A Remote ‘Imidazole’-Based Ruthenium(II) Para-Cymene Pre-catalyst for the Selective Oxidation Reaction of Alkyl Arenes and Alcohols
Dutta, Manali,Bania, Kusum K.,Pratihar, Sanjay
, p. 926 - 932 (2020/03/05)
Herein we disclosed the use of a remote ‘imidazole’-based precatalyst [(para-cymene)RuII(L)Cl]+, C-1 where L=2-(4-substituted-phenyl)-1H-imidazo[4,5-f][1,10] phenanthroline) for the selective oxidation of a variety of alkyl arenes/heteroarenes and alcohols to their corresponding aldehydes or ketones in presence of tert-butyl hydroperoxide (TBHP).

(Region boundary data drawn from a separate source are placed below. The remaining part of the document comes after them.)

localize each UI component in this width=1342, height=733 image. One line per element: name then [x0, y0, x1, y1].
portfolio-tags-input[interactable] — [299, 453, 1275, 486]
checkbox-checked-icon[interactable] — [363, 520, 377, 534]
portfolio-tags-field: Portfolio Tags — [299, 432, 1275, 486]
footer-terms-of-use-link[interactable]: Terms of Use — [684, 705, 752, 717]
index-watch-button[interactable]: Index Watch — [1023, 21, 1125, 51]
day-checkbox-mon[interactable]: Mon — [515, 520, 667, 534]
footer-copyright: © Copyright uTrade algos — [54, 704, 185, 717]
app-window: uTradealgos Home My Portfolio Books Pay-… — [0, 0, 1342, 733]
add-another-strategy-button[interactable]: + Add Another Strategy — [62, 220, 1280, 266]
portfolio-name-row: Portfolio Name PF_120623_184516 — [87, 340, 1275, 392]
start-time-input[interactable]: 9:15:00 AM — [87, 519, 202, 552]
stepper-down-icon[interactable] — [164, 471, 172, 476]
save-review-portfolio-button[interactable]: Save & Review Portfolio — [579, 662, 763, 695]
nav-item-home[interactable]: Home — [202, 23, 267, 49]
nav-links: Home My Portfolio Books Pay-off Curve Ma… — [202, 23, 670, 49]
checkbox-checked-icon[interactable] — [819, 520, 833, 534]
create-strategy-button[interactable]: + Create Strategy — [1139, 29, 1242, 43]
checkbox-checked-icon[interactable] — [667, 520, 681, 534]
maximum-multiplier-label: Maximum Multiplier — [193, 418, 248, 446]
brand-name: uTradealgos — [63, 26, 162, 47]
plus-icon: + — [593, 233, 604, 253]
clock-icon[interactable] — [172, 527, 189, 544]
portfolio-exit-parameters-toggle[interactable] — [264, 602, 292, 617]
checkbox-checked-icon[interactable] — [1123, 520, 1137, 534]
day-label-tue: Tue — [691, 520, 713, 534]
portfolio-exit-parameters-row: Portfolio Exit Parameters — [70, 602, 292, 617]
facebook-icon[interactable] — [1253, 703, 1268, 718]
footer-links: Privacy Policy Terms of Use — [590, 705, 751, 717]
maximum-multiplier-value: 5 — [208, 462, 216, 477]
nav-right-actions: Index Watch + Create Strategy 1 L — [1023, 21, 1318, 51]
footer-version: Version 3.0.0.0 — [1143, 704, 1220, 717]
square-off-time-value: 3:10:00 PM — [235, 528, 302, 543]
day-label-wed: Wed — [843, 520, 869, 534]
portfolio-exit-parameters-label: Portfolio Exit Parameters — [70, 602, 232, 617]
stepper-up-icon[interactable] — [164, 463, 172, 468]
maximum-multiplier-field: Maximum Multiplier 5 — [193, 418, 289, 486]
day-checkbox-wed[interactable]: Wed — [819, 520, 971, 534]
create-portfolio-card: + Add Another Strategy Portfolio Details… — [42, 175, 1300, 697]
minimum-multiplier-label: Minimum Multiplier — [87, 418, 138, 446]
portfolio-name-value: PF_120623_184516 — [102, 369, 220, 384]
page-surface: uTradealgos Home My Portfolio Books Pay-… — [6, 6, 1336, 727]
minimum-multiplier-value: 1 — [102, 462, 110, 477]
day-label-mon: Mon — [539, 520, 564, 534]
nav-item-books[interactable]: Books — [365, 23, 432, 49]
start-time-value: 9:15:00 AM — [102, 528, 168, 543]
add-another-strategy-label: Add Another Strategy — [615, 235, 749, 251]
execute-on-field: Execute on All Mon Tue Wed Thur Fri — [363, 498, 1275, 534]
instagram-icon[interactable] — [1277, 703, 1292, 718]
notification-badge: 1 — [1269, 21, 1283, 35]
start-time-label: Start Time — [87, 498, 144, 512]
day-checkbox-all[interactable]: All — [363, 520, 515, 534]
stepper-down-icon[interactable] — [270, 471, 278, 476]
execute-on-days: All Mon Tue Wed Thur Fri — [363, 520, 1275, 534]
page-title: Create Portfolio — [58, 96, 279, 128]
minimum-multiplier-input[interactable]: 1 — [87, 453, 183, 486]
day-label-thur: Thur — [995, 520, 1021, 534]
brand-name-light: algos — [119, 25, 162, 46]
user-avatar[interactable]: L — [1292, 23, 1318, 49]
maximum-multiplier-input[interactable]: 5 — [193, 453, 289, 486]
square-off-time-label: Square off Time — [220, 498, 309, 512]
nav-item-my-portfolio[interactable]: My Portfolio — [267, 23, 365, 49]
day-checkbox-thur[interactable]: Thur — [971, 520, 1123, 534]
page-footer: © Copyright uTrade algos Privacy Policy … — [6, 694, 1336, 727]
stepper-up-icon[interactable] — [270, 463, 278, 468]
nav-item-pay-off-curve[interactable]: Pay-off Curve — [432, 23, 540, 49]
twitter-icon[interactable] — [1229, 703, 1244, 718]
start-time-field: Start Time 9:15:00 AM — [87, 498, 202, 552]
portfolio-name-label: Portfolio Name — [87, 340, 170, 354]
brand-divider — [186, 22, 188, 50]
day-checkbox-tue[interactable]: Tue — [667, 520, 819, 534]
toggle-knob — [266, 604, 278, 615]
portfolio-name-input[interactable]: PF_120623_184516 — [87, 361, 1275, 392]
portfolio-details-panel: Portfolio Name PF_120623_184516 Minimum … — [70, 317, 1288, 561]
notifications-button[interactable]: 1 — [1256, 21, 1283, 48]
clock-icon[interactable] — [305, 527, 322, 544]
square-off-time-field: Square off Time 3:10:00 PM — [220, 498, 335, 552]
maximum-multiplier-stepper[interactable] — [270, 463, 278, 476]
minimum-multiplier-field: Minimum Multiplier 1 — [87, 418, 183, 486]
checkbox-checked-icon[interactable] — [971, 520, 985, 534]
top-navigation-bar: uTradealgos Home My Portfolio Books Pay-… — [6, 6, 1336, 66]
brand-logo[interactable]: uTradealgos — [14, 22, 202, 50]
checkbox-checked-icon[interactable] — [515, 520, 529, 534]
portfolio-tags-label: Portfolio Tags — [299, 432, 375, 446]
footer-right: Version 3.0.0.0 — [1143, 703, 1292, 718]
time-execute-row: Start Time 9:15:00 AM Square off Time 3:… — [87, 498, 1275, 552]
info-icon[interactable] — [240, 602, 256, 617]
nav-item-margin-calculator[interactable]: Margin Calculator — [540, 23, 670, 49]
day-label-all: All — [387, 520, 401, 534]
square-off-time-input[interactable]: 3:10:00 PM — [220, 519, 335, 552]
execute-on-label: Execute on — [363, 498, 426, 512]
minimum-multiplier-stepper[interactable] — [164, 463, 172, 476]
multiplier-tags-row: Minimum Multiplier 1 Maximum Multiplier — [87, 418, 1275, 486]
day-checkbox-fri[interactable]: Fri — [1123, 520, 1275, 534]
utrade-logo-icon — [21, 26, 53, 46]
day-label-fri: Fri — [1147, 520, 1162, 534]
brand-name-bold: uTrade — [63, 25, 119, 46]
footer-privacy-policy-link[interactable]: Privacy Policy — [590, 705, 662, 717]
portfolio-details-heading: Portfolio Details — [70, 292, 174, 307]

The remote ‘imidazole’ moiety present in the complex facilitates the activation of oxidant and subsequent generation of active species via the release of para-cymene from C-1, which in-turn was less effective without the ‘imidazole’ moiety. The mechanistic features of C-1 promoted oxidation of alkyl arenes were also assessed from spectroscopic, kinetic, and few control experiments. The substrate scope for C-1 promoted oxidation reaction was assessed based on the selective oxidation of 27-different alkyl arenes/heteroarenes and 25 different alcohols to their corresponding aldehydes/ketones in moderate to good yields.